La passion ne tue pas, notre esprit s’en nourrit et trouve, même dans la douleur, un stimulant dans la compréhension de ce qui l’affecte. Et puis, ce qu’il l’apprend ici lui servira plus tard ; il se fortifie à mesure, et parvient peut-être, à terme, à distinguer ce qu’elles ont de beau, de fragile, d’unique, d’estimable, d’une souffrance qui avait commencé par aveugler. Mais la mort ? Mais le travail de la médecine qui traque, analyse et comprend, quand elle le peut, ses premières atteintes dans la maladie ? La lucidité supplémentaire qu’on a sur elle nous la rend à mesure plus évidente. Une passion qu’on comprend ne nous affecte plus qu’à moitié ; il ne reste que l’autre moitié à dompter. La maladie, elle, qu’on comprend dans la discipline stoïque, reste inchangée ; peut-être, même, plus vive à mesure qu’on en saisit les effets.
La Rochefoucauld écrit que la chose à faire la plus sûre, c’est de ne pas y penser. Yourcenar, à l’autre bout, fait un Hadrien y allant les yeux ouverts. L’effort de l’analyse, si on ne doit la prendre que par intérêt, se comprend par son gain : il facilite celui de la volonté pour venir à bout des passions. Dans la maladie, dans la mort, il n’y a ni gain, ni chemin à tracer.

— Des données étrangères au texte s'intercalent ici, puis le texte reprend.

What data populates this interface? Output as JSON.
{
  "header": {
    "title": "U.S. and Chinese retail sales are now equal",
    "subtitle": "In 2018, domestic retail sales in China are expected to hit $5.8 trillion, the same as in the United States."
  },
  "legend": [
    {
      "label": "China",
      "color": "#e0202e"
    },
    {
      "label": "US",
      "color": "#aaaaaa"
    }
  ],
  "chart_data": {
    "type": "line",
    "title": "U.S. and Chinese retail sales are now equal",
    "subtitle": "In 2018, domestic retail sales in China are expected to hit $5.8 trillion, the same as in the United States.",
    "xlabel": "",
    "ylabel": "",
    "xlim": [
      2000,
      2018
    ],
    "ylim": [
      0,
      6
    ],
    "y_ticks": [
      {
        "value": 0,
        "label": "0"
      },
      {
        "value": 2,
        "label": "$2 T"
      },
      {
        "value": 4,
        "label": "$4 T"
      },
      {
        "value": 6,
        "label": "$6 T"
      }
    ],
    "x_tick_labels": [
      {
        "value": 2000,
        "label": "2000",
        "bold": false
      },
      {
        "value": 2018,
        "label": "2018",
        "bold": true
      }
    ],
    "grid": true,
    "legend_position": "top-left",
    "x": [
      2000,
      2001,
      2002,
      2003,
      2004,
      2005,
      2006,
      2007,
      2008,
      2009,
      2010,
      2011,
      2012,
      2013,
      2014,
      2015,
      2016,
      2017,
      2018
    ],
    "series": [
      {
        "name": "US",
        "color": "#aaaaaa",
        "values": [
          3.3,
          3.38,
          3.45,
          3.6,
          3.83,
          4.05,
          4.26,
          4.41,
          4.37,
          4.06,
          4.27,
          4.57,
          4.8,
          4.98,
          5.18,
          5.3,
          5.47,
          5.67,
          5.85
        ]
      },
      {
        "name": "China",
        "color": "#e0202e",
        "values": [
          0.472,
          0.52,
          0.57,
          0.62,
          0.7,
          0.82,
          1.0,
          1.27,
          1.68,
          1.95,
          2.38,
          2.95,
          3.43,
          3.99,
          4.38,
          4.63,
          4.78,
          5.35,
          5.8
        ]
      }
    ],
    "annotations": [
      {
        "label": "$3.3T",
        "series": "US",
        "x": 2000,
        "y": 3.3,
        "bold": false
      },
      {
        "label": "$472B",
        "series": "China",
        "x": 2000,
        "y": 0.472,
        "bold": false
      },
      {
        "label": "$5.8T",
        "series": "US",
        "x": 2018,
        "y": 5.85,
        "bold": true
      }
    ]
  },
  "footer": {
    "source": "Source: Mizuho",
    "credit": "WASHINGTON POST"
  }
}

C’était mettre la barre plus haut. Garder l’esprit ouvert devant la dégradation du corps, devant ce qui angoisse le plus les hommes, sans gain, sans fruit, excepté peut-être celui de comprendre ce qui nous arrive, et, en connaissant son mal, d’y faire face de manière plus digne ; répondre aux tumultes et aux angoisses de la mort par l’analyse froide et protocolaire de la médecine, c’était mettre l’exigence de l’indépendance humaine, de l’autonomie et de la liberté de son jugement, au-delà de l’intérêt même qu’elles pouvaient servir. Quel hommage plus grand rendu à l’indépendance, que celui qui nous demande de la cultiver, non pour apaiser la douleur, mais par amour seul, et maximal, de l’indépendance ?
Et puis, comprendre ce qui nous affecte, non les grandes idées, non les passions, non les répliques qu’on voit dans les livres ou qu’on entend au théâtre, mais les petites choses qui n’ont d’intérêt que pour nous seul, telle attaque du mal, tel symptôme, telle démangeaison dans le bout du bras, et les comprendre avec l’immense discipline et la méthode qu’on déplace pour comprendre les choses plus grandes, le monde, la morale, la politique, la passion, c’était accepter que nous sommes fragiles, mais donner à cette fragilité, à cette maigre vie qui est la nôtre et qui n’est qu’un point dans la grande marche des hommes, autant de poids et de dignité qu’à tout l’ensemble. Se comprendre soi-même, même dans les choses les plus infimes, compte autant que de comprendre le reste : belle occurrence de l’amour de soi, du soin qu’on se doit à soi-même, si on veut compter pour les autres. Elle nous vient d’un empereur qu’on estime peu. Comme quoi chacun peut apporter son dû, y compris ceux auxquels on songeait le moins.